The South Dakota Highway Patrol has about 80 of these vehicles in its fleet. The Sioux Falls Police Department has more than 60; both agencies are now taking precautions to make sure their officers are safe.
“I think the initial reaction was concern, we weren’t really sure if there was a problem or not, we hadn’t experienced anything like that in Sioux Falls, but as a precautionary measure we ended up installing carbon monoxide detectors in all of the cars,” Sioux Falls Police officer Sam Clemens said.
The South Dakota Highway Patrol also installed carbon monoxide detectors in all Police Interceptor Utility vehicles and made sure everyone was aware of the potential problem.
“They've also talked to police and sheriff's associations across the state as well so they know about it too,” South Dakota Highway Patrol Public Information Officer Tony Mangan said.
Both agencies say vehicle safety is a top priority for law enforcement.
“This is their work station, they spend all day here, so you've got officers that are in their car eight hours a day,” Clemens said.
“This is an important part of their job, so we want to make sure those vehicles are safe,” Mangan said.
Both the Sioux Falls Police Department and the South Dakota Highway Patrol have not noticed any major issues with carbon monoxide.
“We had three vehicles that had a carbon monoxide activation. The carbon monoxide detector said there was some issue, we weren't really sure why that happened,” Clemens said. “That's probably one of the big questions, but we worked with Ford and took those three in and had them resealed again and after they were resealed we didn't have any issues.”

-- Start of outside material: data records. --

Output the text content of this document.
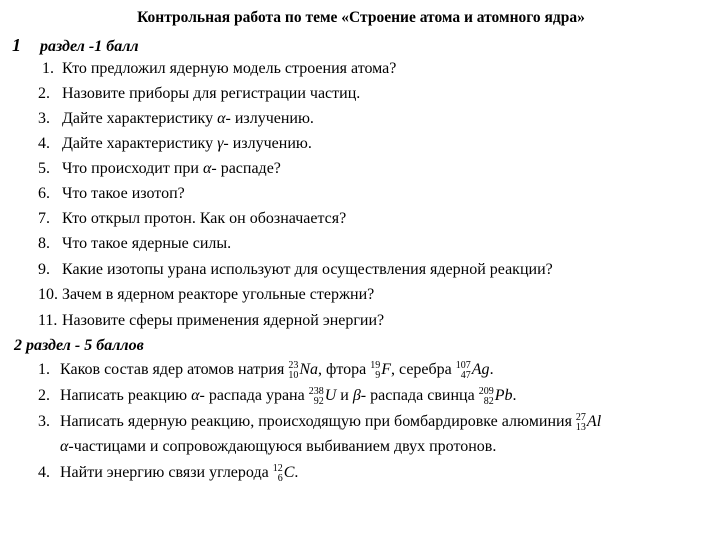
Контрольная работа по теме «Строение атома и атомного ядра»
1 раздел -1 балл
1. Кто предложил ядерную модель строения атома?
2. Назовите приборы для регистрации частиц.
3. Дайте характеристику α- излучению.
4. Дайте характеристику γ- излучению.
5. Что происходит при α- распаде?
6. Что такое изотоп?
7. Кто открыл протон. Как он обозначается?
8. Что такое ядерные силы.
9. Какие изотопы урана используют для осуществления ядерной реакции?
10. Зачем в ядерном реакторе угольные стержни?
11. Назовите сферы применения ядерной энергии?
2 раздел - 5 баллов
1. Каков состав ядер атомов натрия 23
10 Na, фтора 19
9 F, серебра 107
47 Ag.
2. Написать реакцию α- распада урана 238
92 U и β- распада свинца 209
82 Pb.
3. Написать ядерную реакцию, происходящую при бомбардировке алюминия 27
13 Al
α-частицами и сопровождающуюся выбиванием двух протонов.
4. Найти энергию связи углерода 12
6 C.
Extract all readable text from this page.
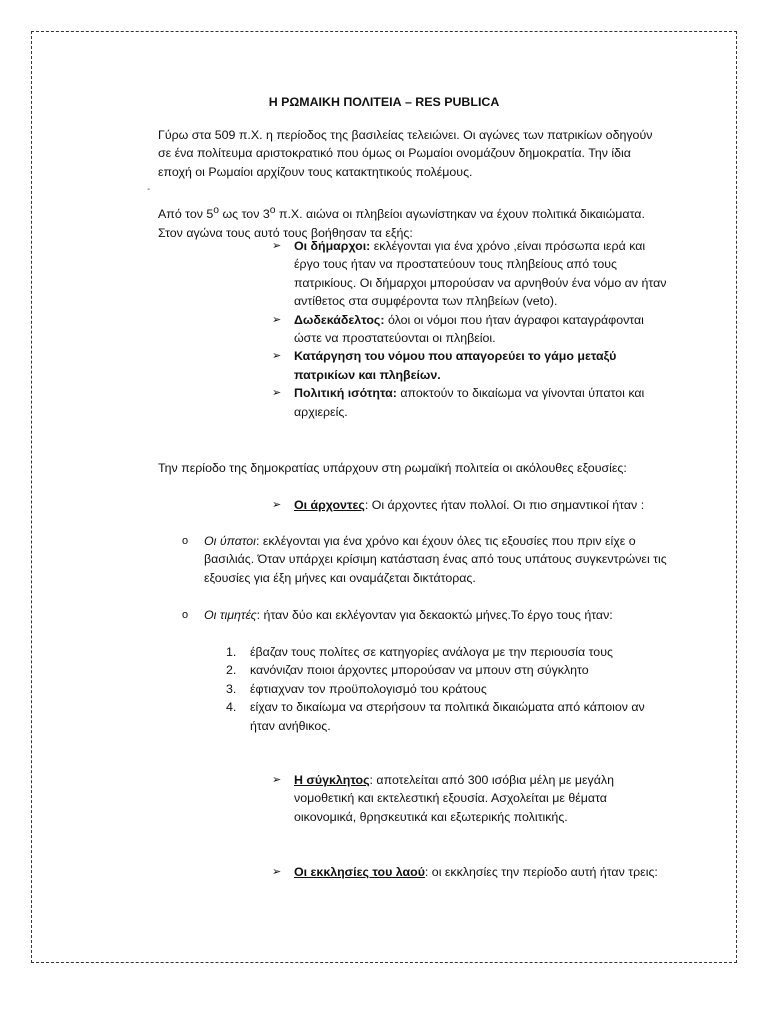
Η ΡΩΜΑΙΚΗ ΠΟΛΙΤΕΙΑ – RES PUBLICA
Γύρω στα 509 π.Χ. η περίοδος της βασιλείας τελειώνει. Οι αγώνες των πατρικίων οδηγούν σε ένα πολίτευμα αριστοκρατικό που όμως οι Ρωμαίοι ονομάζουν δημοκρατία. Την ίδια εποχή οι Ρωμαίοι αρχίζουν τους κατακτητικούς πολέμους.
-
Από τον $5^o$ ως τον $3^o$ π.Χ. αιώνα οι πληβείοι αγωνίστηκαν να έχουν πολιτικά δικαιώματα. Στον αγώνα τους αυτό τους βοήθησαν τα εξής:
➢ Οι δήμαρχοι: εκλέγονται για ένα χρόνο ,είναι πρόσωπα ιερά και έργο τους ήταν να προστατεύουν τους πληβείους από τους πατρικίους. Οι δήμαρχοι μπορούσαν να αρνηθούν ένα νόμο αν ήταν αντίθετος στα συμφέροντα των πληβείων (veto).
➢ Δωδεκάδελτος: όλοι οι νόμοι που ήταν άγραφοι καταγράφονται ώστε να προστατεύονται οι πληβείοι.
➢ Κατάργηση του νόμου που απαγορεύει το γάμο μεταξύ πατρικίων και πληβείων.
➢ Πολιτική ισότητα: αποκτούν το δικαίωμα να γίνονται ύπατοι και αρχιερείς.
Την περίοδο της δημοκρατίας υπάρχουν στη ρωμαϊκή πολιτεία οι ακόλουθες εξουσίες:
➢ Οι άρχοντες: Οι άρχοντες ήταν πολλοί. Οι πιο σημαντικοί ήταν :
o Οι ύπατοι: εκλέγονται για ένα χρόνο και έχουν όλες τις εξουσίες που πριν είχε ο βασιλιάς. Όταν υπάρχει κρίσιμη κατάσταση ένας από τους υπάτους συγκεντρώνει τις εξουσίες για έξη μήνες και οναμάζεται δικτάτορας.
o Οι τιμητές: ήταν δύο και εκλέγονταν για δεκαοκτώ μήνες.Το έργο τους ήταν:
1. έβαζαν τους πολίτες σε κατηγορίες ανάλογα με την περιουσία τους
2. κανόνιζαν ποιοι άρχοντες μπορούσαν να μπουν στη σύγκλητο
3. έφτιαχναν τον προϋπολογισμό του κράτους
4. είχαν το δικαίωμα να στερήσουν τα πολιτικά δικαιώματα από κάποιον αν ήταν ανήθικος.
➢ Η σύγκλητος: αποτελείται από 300 ισόβια μέλη με μεγάλη νομοθετική και εκτελεστική εξουσία. Ασχολείται με θέματα οικονομικά, θρησκευτικά και εξωτερικής πολιτικής.
➢ Οι εκκλησίες του λαού: οι εκκλησίες την περίοδο αυτή ήταν τρεις:
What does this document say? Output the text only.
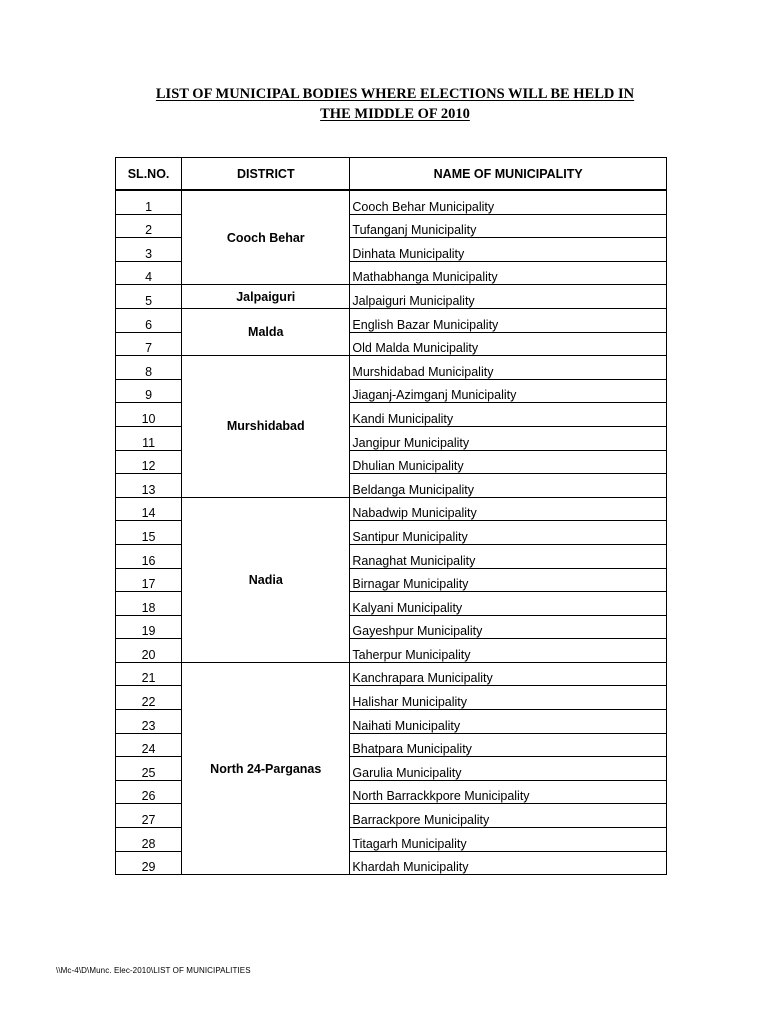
LIST OF MUNICIPAL BODIES WHERE ELECTIONS WILL BE HELD IN
THE MIDDLE OF 2010
SL.NO.	DISTRICT	NAME OF MUNICIPALITY
1	Cooch Behar	Cooch Behar Municipality
2		Tufanganj Municipality
3		Dinhata Municipality
4		Mathabhanga Municipality
5	Jalpaiguri	Jalpaiguri Municipality
6	Malda	English Bazar Municipality
7		Old Malda Municipality
8	Murshidabad	Murshidabad Municipality
9		Jiaganj-Azimganj Municipality
10		Kandi Municipality
11		Jangipur Municipality
12		Dhulian Municipality
13		Beldanga Municipality
14	Nadia	Nabadwip Municipality
15		Santipur Municipality
16		Ranaghat Municipality
17		Birnagar Municipality
18		Kalyani Municipality
19		Gayeshpur Municipality
20		Taherpur Municipality
21	North 24-Parganas	Kanchrapara Municipality
22		Halishar Municipality
23		Naihati Municipality
24		Bhatpara Municipality
25		Garulia Municipality
26		North Barrackkpore Municipality
27		Barrackpore Municipality
28		Titagarh Municipality
29		Khardah Municipality
\\Mc-4\D\Munc. Elec-2010\LIST OF MUNICIPALITIES
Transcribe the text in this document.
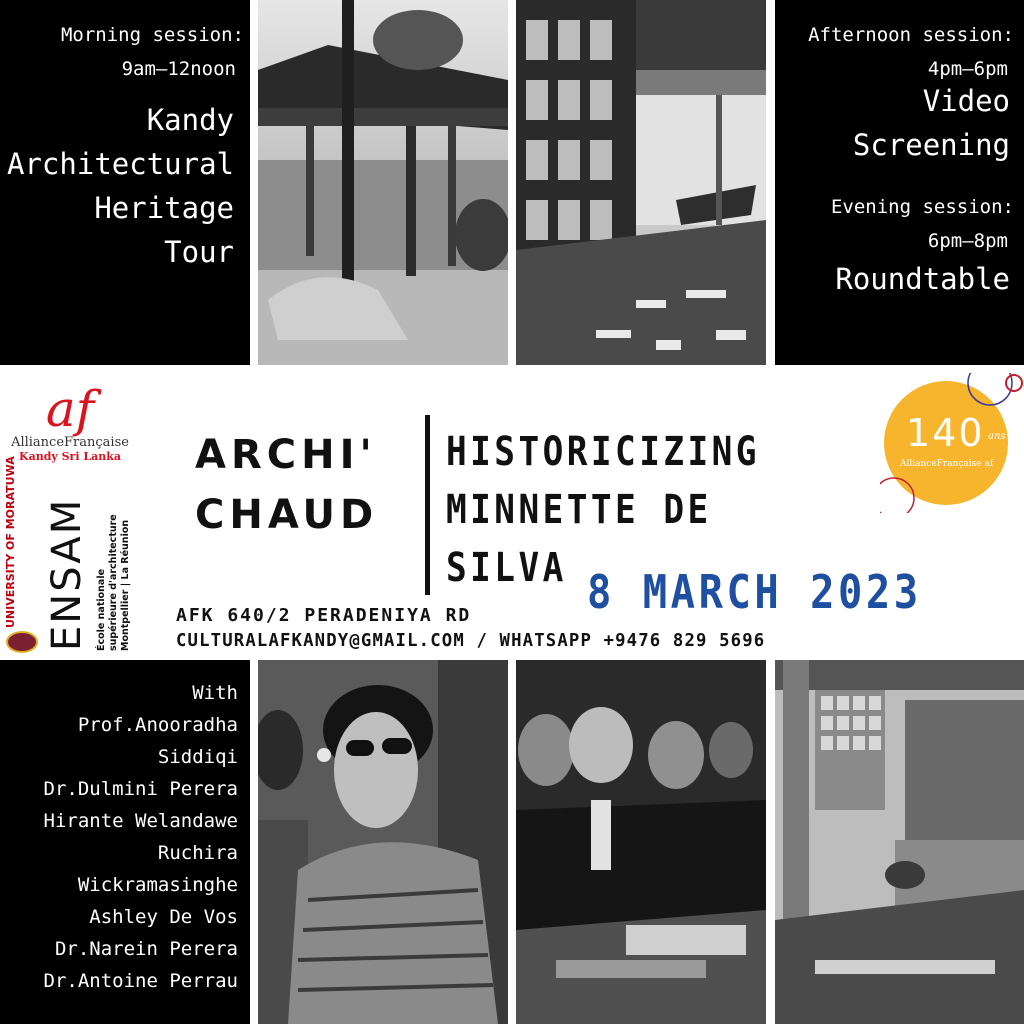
Morning session:
9am–12noon
Kandy
Architectural
Heritage
Tour
Afternoon session:
4pm–6pm
Video
Screening
Evening session:
6pm–8pm
Roundtable
af
AllianceFrançaise
Kandy Sri Lanka
UNIVERSITY OF MORATUWA ENSAM École nationale supérieure d'architecture Montpellier | La Réunion
ARCHI'
CHAUD
HISTORICIZING
MINNETTE DE SILVA
140 ans
AllianceFrançaise af
8 MARCH 2023
AFK 640/2 PERADENIYA RD
CULTURALAFKANDY@GMAIL.COM / WHATSAPP +9476 829 5696
With
Prof.Anooradha
Siddiqi
Dr.Dulmini Perera
Hirante Welandawe
Ruchira
Wickramasinghe
Ashley De Vos
Dr.Narein Perera
Dr.Antoine Perrau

Last week Ford announced it “will cover costs of specific repairs in every police interceptor utility that may have carbon monoxide concerns.” The company is also working to identify what may be causing the problem.
Clemens said while every department receives the same basic explorer shell from Ford, each department installs its own unique equipment. From the light bar, the back seat, the cage, electronics and more, every department is going to have a custom set up in its vehicles.